OtomotifZone.com-Temanggung. Event di sirkuit baru wilayah kota tembakau tepatnya di sirkuit Kedungumpul, Temanggung 9 Desember 2018 adalah salah satu pesta rakyat di wilayah aktif pergelaran balap garuk tanah Jawa Tengah. Bernama Kratingdaeng Supergrasstrack Motocross Championship garapan Yahman Production EO sekaligus penggarap lahan baru ini lagi-lagi ikut mempromosikan balap yang banyak menonjolkan beberapa kelas pemula khususnya.
“Mendatangkan senior selain pembalapnya tidak ada juga kurang diminati kalau hanya setingkat Kejurda saja. Lebih baik agar tontonan menarik porsi untuk pemula dan kelas Open dibuat lebih. Total 290 starter hadir menyemarakkan acara ini,” ucap Yahman EO asli Temanggung yang terus berupaya mencari lokasi baru sirkuit besar dan akhirnya mendapatkan tempat yang cukup luas di lapangan Kedungumpul, Temanggung Kota.

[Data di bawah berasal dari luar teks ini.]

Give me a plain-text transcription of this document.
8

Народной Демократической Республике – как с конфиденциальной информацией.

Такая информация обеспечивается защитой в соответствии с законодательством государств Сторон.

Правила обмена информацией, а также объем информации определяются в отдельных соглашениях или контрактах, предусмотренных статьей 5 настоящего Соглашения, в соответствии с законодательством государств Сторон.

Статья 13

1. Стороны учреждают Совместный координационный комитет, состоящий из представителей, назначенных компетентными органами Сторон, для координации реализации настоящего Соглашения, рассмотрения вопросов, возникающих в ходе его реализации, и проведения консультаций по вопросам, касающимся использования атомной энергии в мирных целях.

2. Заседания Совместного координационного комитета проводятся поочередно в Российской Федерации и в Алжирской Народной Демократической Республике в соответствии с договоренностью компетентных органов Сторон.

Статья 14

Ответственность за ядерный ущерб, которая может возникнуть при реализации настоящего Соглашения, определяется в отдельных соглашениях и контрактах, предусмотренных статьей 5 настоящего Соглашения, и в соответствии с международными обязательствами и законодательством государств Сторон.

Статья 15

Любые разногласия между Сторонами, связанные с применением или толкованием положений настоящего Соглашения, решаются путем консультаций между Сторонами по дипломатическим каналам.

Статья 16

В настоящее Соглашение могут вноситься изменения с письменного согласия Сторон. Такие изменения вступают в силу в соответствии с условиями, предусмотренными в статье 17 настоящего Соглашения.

Beruntung kelas-kelas tiap sesi terus ramai. Salah satunya kelas untuk pemula Grasstrack yang terbagi beberapa kategori dari Bebek Standar, Bebek Modifikasi, FFA, Bebek 2T, sampai kelas usia 17th. Belum lagi mereka yang ikut kelas Open.
“Kalau di event seperti ini bisa ikut banyak. Saya sembilan kelas pemula dan open. Lumayan capek,,” kata Peter Batu Karang, lokal hero yang lumayan dapat banyak hasil kejar amplop kemarin. Peter ikut sembilan kelas dengan tujuh podium dua di antaranya podium tertinggi.
Memang ada berkah di balik banyaknya kelas. Kalau dalam lagu ada Madu dan Racun tapi kali ini judulnya Madu dan Jamu. Madu bagi mereka yang berhasil podium banyak. Jamu bagi mereka yang menganggap sebagai pelajaran dan jam terbang.

“Kalau tidak podium besuk masih ada event lagi. Untungnya di Jateng tiap event hampir menggelar kelas yang sama,” kompak mereka sehabis balap.
Pemula adalah aset berharga sebuah pertunjukan di Grasstrack. Tanpa mereka akan garing..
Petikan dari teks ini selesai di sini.